Tenenbaum mentions elsewhere that "KaZaA encrypts the information it sends between different nodes," MediaSentry Motion at 10, but he does not belabor the point.  That may be because MediaSentry relies upon the Kazaa client software itself to decrypt the information.  Even if not, to suggest that the designated recipient of a file cannot lawfully decrypt that file is bizarre -- we all have the right to open mail that is addressed and delivered to us.  Moreover, we all have the right to look at at encoded message posted on a town-square bulletin board (or on Facebook) and try to decrypt it at home.  (This paragraph makes a totally separate point from any reasonable expectation of privacy protected by the Fourth Amendment in cases where law enforcement  decrypts information and uses it as evidence in a criminal proceeding.  This is not a criminal proceeding and the Fourth Amendment is not at issue.)
 
Tenenbaum misconstrues what it means to wiretap for the purpose of violating another statute:
As noted above, the consent exception to the federal statute does not apply when the purpose of the wiretapping was to violate the law.  Thus, under such circumstances, being a party to a communication is not enough to escape liability.  Tenenbaum suggests that MediaSentry is not saved by the consent exception to the federal statute because its wiretapping was for the purpose of violating the law, namely for "engaging in the business of a private detective without a license."  That is silly for at least two reasons.  First, his construction of the detective statute, MediaSentry Motion at 6, would cover his own counsel, who themselves necessarily collect evidence to be used at trial.  Every lawyer does.  Second, even if MediaSentry's conduct had the effect of violating the licensing regulation, it was not MediaSentry's goal to do so.  The courts, on this point, are unanimous.  See, e.g., Sussman v. ABC, Inc., 186 F.3d 1200, 1202 (9th Cir. 1999); United States v. Dale, 991 F.2d 819, 841 (D.C. Cir. 1993); Betancourt v.

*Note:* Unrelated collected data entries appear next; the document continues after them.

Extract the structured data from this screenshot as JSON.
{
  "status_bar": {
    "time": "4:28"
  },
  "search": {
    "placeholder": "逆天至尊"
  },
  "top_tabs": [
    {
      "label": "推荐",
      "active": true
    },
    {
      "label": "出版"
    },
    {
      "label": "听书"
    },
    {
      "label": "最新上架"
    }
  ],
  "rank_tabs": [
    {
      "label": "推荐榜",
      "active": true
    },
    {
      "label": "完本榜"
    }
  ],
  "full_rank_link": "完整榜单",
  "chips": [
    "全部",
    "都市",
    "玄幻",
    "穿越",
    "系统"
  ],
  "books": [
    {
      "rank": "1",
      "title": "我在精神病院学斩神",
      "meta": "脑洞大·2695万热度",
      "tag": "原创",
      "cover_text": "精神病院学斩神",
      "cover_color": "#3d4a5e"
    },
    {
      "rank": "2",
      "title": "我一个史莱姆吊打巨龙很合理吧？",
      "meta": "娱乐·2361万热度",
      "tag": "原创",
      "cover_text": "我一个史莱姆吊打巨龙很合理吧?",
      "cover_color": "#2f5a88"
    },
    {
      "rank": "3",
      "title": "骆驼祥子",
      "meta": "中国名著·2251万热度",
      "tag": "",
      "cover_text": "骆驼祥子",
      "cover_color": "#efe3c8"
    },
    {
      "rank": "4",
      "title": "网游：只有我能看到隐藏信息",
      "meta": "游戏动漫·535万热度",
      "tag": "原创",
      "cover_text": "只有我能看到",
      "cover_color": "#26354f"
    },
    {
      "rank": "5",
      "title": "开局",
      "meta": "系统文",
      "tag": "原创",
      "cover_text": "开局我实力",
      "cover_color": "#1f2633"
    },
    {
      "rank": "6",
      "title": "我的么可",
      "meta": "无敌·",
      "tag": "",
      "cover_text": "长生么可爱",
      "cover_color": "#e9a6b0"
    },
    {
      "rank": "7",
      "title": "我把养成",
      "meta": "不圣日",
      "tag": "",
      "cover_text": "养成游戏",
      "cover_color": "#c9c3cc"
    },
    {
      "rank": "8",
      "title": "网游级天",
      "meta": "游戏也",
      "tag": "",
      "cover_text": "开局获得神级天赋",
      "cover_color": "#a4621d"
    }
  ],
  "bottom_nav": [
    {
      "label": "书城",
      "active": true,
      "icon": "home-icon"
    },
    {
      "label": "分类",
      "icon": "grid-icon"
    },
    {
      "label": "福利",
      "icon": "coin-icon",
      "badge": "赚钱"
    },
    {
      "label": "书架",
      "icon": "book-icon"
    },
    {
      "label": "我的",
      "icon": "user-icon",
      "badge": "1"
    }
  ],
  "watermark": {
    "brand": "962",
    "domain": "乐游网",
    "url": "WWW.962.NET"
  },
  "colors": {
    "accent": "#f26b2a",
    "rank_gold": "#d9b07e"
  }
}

Nippy, Inc., 137 F. Supp. 2d 27, 33-34 (D.P.R. 2001) (purpose of wiretapping was to prepare for a non-frivolous suit).  (Puerto Rico is part of the First Circuit of U.S. federal courts, as is Massachusetts, where Tenenbaum's case is pending.)

In sum, Nesson (through Tenenbaum) does a butcher job on wiretapping law to such a degree that he ought to be ashamed to be advancing these arguments.  The effect of his proposed construction of law is not merely to expose countless IT professionals and computer hobbyists to criminal penalties, but also to impair law enforcement by preventing them from employing certain non-warrant-requiring surveillance techniques they have been using lawfully for decades.